What Went Wrong in MiVoice MX‑ONE

Mitel has confirmed a “critical” hole in the Provisioning Manager of its MiVoice MX‑ONE phone system that lets anyone skip the login screen and grab full control. The weakness, tracked internally as MXO‑15711, sits in every build from version 7.3 all the way through 7.8 Service Pack 1. It scores 9.4 on the 10‑point CVSS danger scale, a clear sign that the bug can be turned into a working attack with little effort. Mitel’s advisory explains that the root cause is loose access checks inside the management interface, which means an attacker does not need a password at all. Mitel

If you run MiVoice MX‑ONE 7.8 or 7.8 SP1, the company has already posted hot‑fix builds MXO‑15711_78SP0 and MXO‑15711_78SP1. Anyone on 7.3, 7.4, 7.5, 7.6, or 7.7 must request a custom patch through an authorised service partner, because the underlying code changes can’t be dropped in as easily on those older lines. SecurityWeek

How Bad Could It Get?

Because Provisioning Manager is the brain that adds users, maps extensions, and decides who can reach the outside world, a break‑in gives crooks the same power as a top‑level admin. They could reroute calls to paid‑per‑minute numbers, record conference bridges, or wipe the entire configuration and lock staff out of the phone network during business hours. Worse, many companies expose the management port directly to the internet for remote upkeep, which means automated scan‑and‑exploit tools are already poking at these systems.

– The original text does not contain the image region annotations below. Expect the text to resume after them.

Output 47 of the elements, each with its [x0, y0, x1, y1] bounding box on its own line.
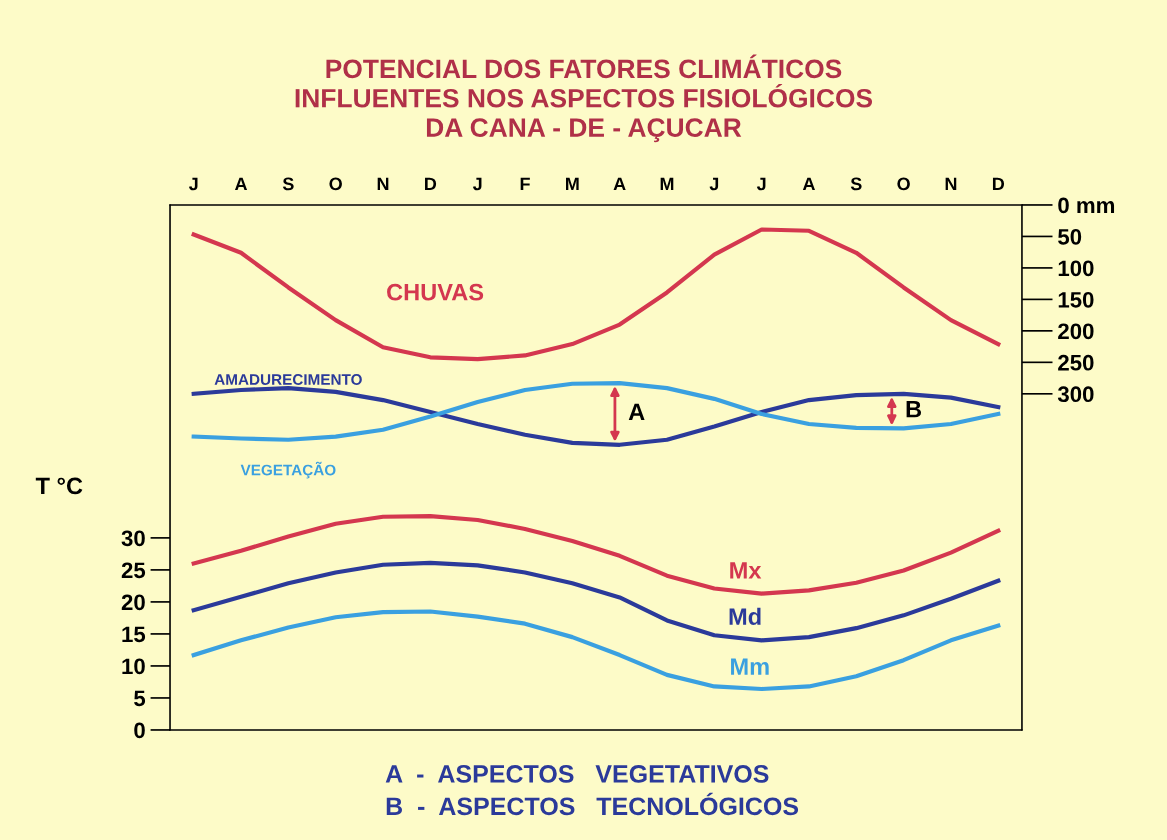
series-label: Md — [729, 607, 761, 625]
x-tick-label: A — [613, 177, 626, 191]
chart-title: POTENCIAL DOS FATORES CLIMÁTICOS INFLUENTES NOS ASPECTOS FISIOLÓGICOS DA CANA - DE - AÇUCAR — [295, 54, 873, 143]
x-tick-label: S — [850, 177, 862, 191]
y-axis-title: T °C — [35, 477, 83, 495]
x-tick-label: D — [425, 177, 437, 191]
x-tick-label: M — [660, 177, 674, 191]
x-tick-label: S — [282, 177, 294, 191]
x-tick-label: O — [329, 177, 342, 191]
series-label: Mm — [731, 658, 769, 675]
y-tick-label: 30 — [121, 530, 145, 547]
x-tick-label: N — [377, 177, 389, 191]
y-tick-label: 15 — [122, 626, 146, 643]
x-tick-label: J — [188, 177, 198, 191]
x-tick-label: N — [945, 177, 957, 191]
y-tick-label: 25 — [121, 562, 146, 579]
line-series — [191, 514, 1001, 596]
x-tick-label: A — [802, 177, 816, 191]
x-tick-label: J — [472, 177, 482, 191]
y2-tick-label: 200 — [1058, 323, 1094, 340]
line-series — [191, 609, 1001, 692]
annotation: A — [628, 403, 645, 420]
y-tick-label: 20 — [121, 594, 145, 611]
y2-tick-label: 100 — [1058, 260, 1094, 277]
y2-tick-label: 0 mm — [1058, 197, 1115, 214]
y-tick-label: 10 — [122, 658, 145, 675]
x-tick-label: J — [709, 177, 719, 191]
series-label: VEGETAÇÃO — [240, 461, 336, 479]
x-tick-label: F — [520, 177, 530, 191]
y2-tick-label: 300 — [1057, 386, 1094, 403]
x-tick-label: A — [234, 177, 248, 191]
x-tick-label: O — [897, 177, 910, 191]
y-tick-label: 0 — [134, 722, 145, 739]
x-tick-label: M — [566, 177, 579, 191]
series-label: Mx — [730, 562, 762, 579]
line-series — [191, 227, 1001, 362]
line-series — [191, 560, 1001, 643]
annotation: B — [906, 401, 922, 418]
y2-tick-label: 150 — [1058, 291, 1094, 308]
y2-tick-label: 250 — [1058, 354, 1094, 371]
x-tick-label: J — [756, 177, 766, 191]
text: A - ASPECTOS VEGETATIVOS B - ASPECTOS TECNOLÓGICOS — [385, 765, 799, 816]
y2-tick-label: 50 — [1058, 228, 1082, 245]
series-label: AMADURECIMENTO — [214, 374, 362, 385]
x-tick-label: D — [992, 177, 1005, 191]
y-tick-label: 5 — [134, 690, 146, 707]
series-label: CHUVAS — [387, 283, 484, 301]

MiCollab’s SQL Injection Headache

Almost in parallel, Mitel also pushed out a fix for MiCollab, the teamwork platform that often connects to MX‑ONE. The fresh flaw, filed as CVE‑2025‑52914, scores 8.8 on the CVSS chart and lets a logged‑in user craft rogue SQL commands. With the right query an insider—or anyone who phished basic credentials—can read or tamper with the database that stores user profiles and routing rules. Versions from 10.0 (build 10.0.0.26) up to 10.0 SP1 FP1 (10.0.1.101) and from 9.8 SP3 (9.8.3.1) downward are open to attack. Safe ground begins with release 10.1 (10.1.0.10) or 9.8 SP3 FP1 (9.8.3.103).

Quick Safety Moves While You Patch

Patching is the only real cure, but Mitel gives two stop‑gap tips if a maintenance window is still days away. First, place MX‑ONE and MiCollab on an internal network segment or behind a VPN so random internet traffic can’t reach the login screen. Second, watch authentication and database logs for weird spikes, such as many failed admin logins or large, unexpected SQL queries. These signs often show up hours before a full takeover. TechRadar

A Pattern of Exploits

Mitel appliances have proved tempting in the past. Security researchers recall that earlier voice gateways were used as springboards for ransomware crews because once the phone server is owned, attackers can pivot into the wider corporate network with ease. Threat‑intel teams are already seeing automated probes for the new MX‑ONE bug just twenty‑four hours after public disclosure. The speed of that activity underlines why administrators need to move just as fast on their defense.

What Admins Should Do Today

Check your build numbers: if the system reads any flavor of 7.8, install the matching MXO‑15711 hot fix; if it shows an older branch, contact your Mitel partner for a special package. For MiCollab, jump to 10.1 or 9.8 SP3 FP1 as soon as schedules allow. Once the code is up to date, close any firewall pinholes you opened years ago for “temporary” support access, turn on multi‑factor logins for every admin, and retire stale user accounts.

Phone systems rarely sit top of the patch queue, yet they hold the keys to call records, voicemails, and sometimes even door‑entry gear. With the new flaws now public—and proof‑of‑concept attacks circulating online—every hour an unpatched box stays online is an hour crooks can walk in. Prioritise the update, lock down the interfaces, and keep a watchful eye on your logs.